There are probably several billion reasons to use a captcha on a form; as many as the amount of spam one is in danger of receiving.

The “Completely Automated Public Turing test to tell Computers and Humans Apart” works well when the characters are straightforward letters or numbers that must be entered inside an input box to validate its content.

All worked well, until this method was cracked by automated bots that could identify the letters and numbers with extreme accuracy, thus rendering the captcha useless.

The remedy was to twirl, slant, extrude or otherwise stretch letters so that they aren’t recognizable, unless one – presumably human – tries hard to read what the hell is the text to be typed.

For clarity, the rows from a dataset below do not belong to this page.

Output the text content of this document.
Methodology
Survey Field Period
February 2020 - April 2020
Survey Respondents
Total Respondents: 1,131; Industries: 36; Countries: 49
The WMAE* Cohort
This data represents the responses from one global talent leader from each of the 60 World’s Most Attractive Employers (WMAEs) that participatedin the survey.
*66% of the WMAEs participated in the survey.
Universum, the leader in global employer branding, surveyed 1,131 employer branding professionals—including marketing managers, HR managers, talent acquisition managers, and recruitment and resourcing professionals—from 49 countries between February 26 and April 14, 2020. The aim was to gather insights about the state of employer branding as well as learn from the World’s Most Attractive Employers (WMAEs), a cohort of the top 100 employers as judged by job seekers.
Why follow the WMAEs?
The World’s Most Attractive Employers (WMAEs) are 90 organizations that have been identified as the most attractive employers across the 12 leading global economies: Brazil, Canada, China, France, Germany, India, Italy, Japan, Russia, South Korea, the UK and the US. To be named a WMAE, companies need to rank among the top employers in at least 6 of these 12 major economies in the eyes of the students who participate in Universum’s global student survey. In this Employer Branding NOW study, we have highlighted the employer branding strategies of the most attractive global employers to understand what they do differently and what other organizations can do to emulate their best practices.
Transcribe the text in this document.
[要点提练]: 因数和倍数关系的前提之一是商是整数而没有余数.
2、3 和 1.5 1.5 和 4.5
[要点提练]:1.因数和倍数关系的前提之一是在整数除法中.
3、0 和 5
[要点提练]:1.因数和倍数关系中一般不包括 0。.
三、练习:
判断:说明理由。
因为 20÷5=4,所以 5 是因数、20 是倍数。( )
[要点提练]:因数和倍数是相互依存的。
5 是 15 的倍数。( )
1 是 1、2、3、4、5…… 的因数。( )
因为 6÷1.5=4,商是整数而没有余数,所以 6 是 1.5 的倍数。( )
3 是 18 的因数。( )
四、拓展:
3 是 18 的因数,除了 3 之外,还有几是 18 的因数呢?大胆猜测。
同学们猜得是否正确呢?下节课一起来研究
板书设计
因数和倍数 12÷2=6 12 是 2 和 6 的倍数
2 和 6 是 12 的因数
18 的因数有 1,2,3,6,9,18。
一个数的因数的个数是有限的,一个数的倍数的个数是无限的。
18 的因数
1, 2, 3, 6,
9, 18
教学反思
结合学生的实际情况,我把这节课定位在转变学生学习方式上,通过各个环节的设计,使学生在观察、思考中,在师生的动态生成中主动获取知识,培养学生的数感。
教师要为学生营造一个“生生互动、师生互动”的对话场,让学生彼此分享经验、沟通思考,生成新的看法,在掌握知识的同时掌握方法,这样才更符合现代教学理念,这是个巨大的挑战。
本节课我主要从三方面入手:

But it has gotten ridiculous.

Perhaps it’s just that my analytical perception and vision have gotten worse as I’m aging, or maybe because with each new rollout of such captchas there is an extra degree, an extra amount of distortion to be overcome.

I’ve really had it. (Apparently, I’m not the only one.)

There are alternatives to captchas that seem to display letters as if they came out of the fire, all melted and gooey. This is the one I use on this very blog.

Comments

  1. Haha, so funny you mention this. I was fighting with captcha last night, literally missed it four times in a row.

    I think the idea behind captcha is cool (and actually know the folks who created it) but it really is getting to be a challenge.

    They need to think beyond security and also look at user experience. If it takes me five minutes to login to a website, do I feel more secure or just more frustrated?

  2. Morgan – Exactly. If I spend more than 10 seconds to identify the twirl of words, it gets really frustrating 😀

  3. Acro, you have no idea how much you’ve echoed my sentiments in this post!! i look at it like an arms race. both sides continue to escalate, as the bots get better, the captchas get ‘worse’ (on us humans)… when will it end!?

  4. The solution to captcha is using random questions humans can easily answer (which is already used on some websites), like basic arithmetic operations.

  5. Mike – Glad to hear I’m not just going senile 😀

    Joe – That’s a good alternative as long as there are a lot of questions. I’ve watched bots brute-forcing captchas for hours at a time.

  6. I’m so glad I’m not the only one!